Her name was May, a perfect name for someone as lovely and warm as the finest day of spring. Short dark hair, curled just so. Red lipstick. Brown eyes that lit up like fireworks when she smiled. And she smiled a lot, it seemed, especially at me.

She was my mother’s friend, but she became what I needed: A role model, a confidante and a grownup friend whose wise counsel I could always trust.

In the next few years, I spent as much time as I possibly could with May, sometimes overnight at her home, talking, laughing, crying, whatever, just being together. I told her everything, all the things I feared, all the things I hoped for and especially all the things I didn’t know.

I watched her the way a cat watches a butterfly. How she listened and encouraged and never spoke ill of anyone, even if they had it coming. How she was always compassionate and kind, not just to me, but to everyone, even strangers.
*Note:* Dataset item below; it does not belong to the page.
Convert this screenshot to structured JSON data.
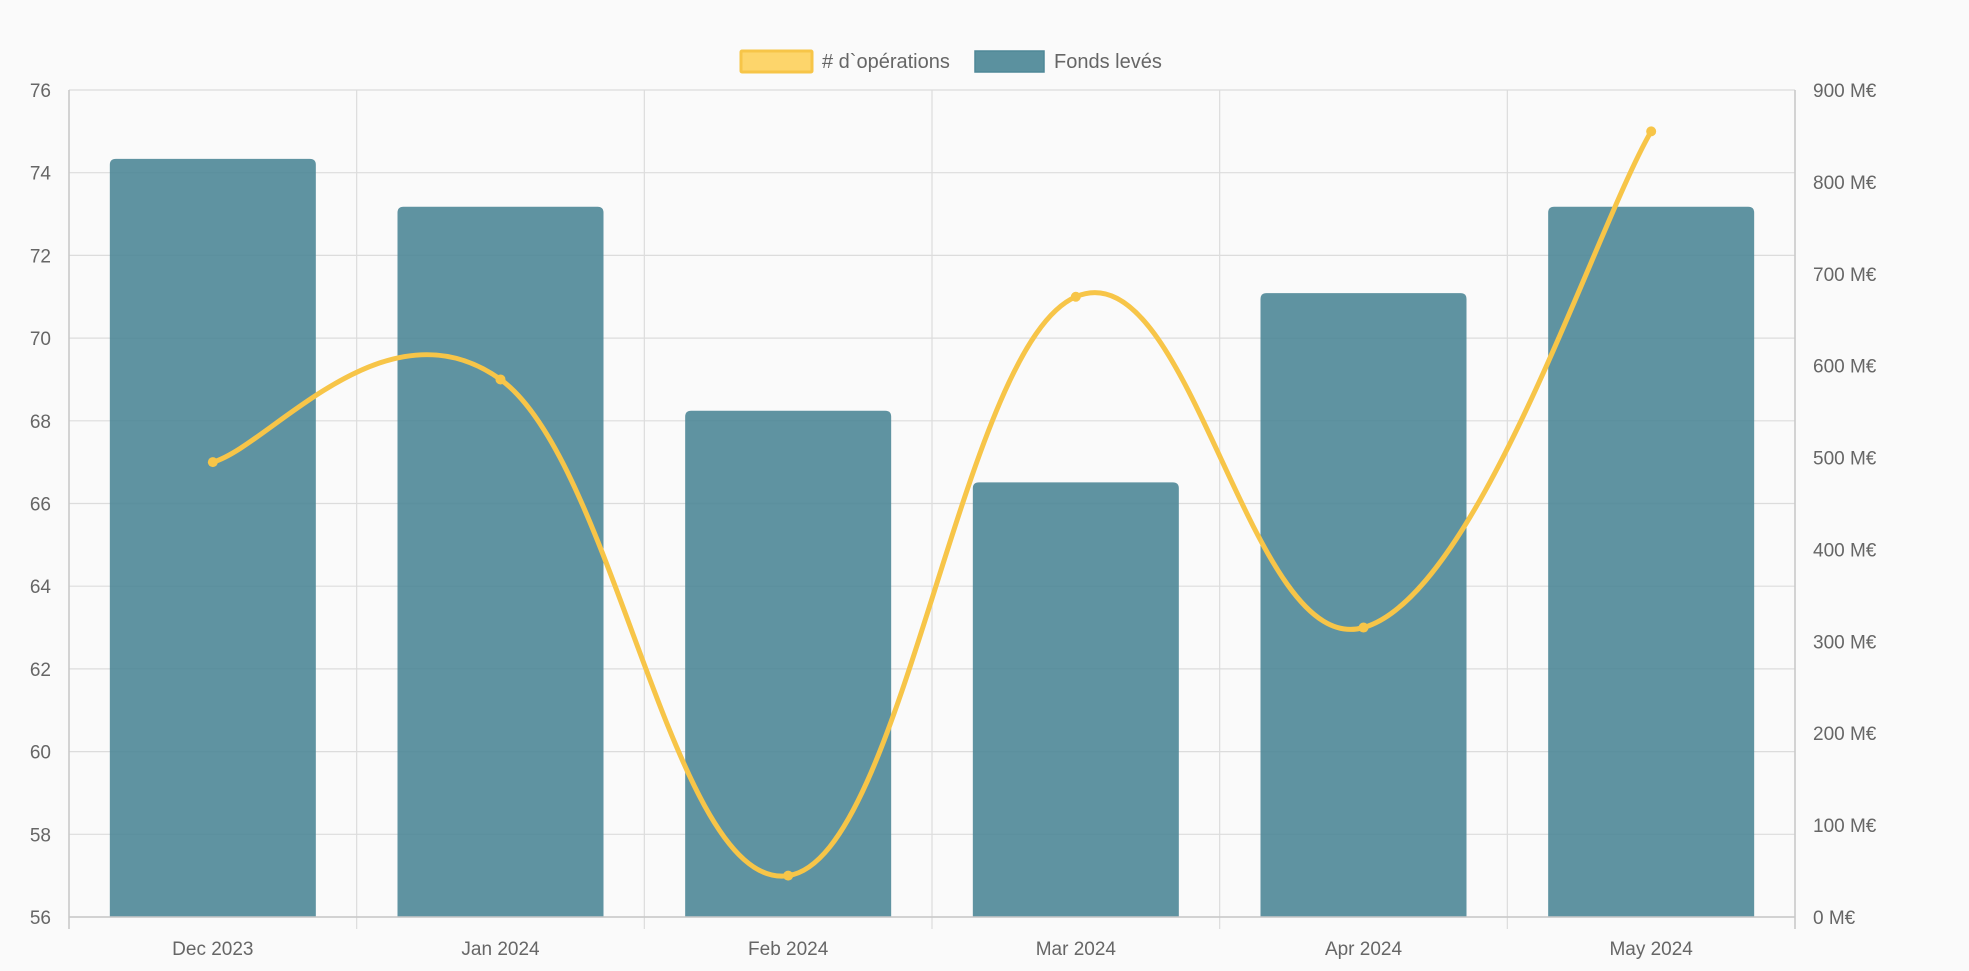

She was a woman of faith and grace and integrity, with a quick wit and a grand sense of humor.

I wanted to be just like her.

After I left home for college, May moved away and I never heard from her again. Years later, when I tried to reconnect, I was shocked to learn that she had died. I had been so sure that she would live forever. I don’t know if I told her how much she meant to me. I hope so.

How many souls do you think leave this world never knowing what they meant to someone?

Sometimes the best reminders come from unlikely places. Thanks to a quote from a gas station chalkboard, I thought of my friend May, someone I needed when I was young and still hope to be just like.

We don’t always mirror people we admire. But remembering them reminds us to keep trying.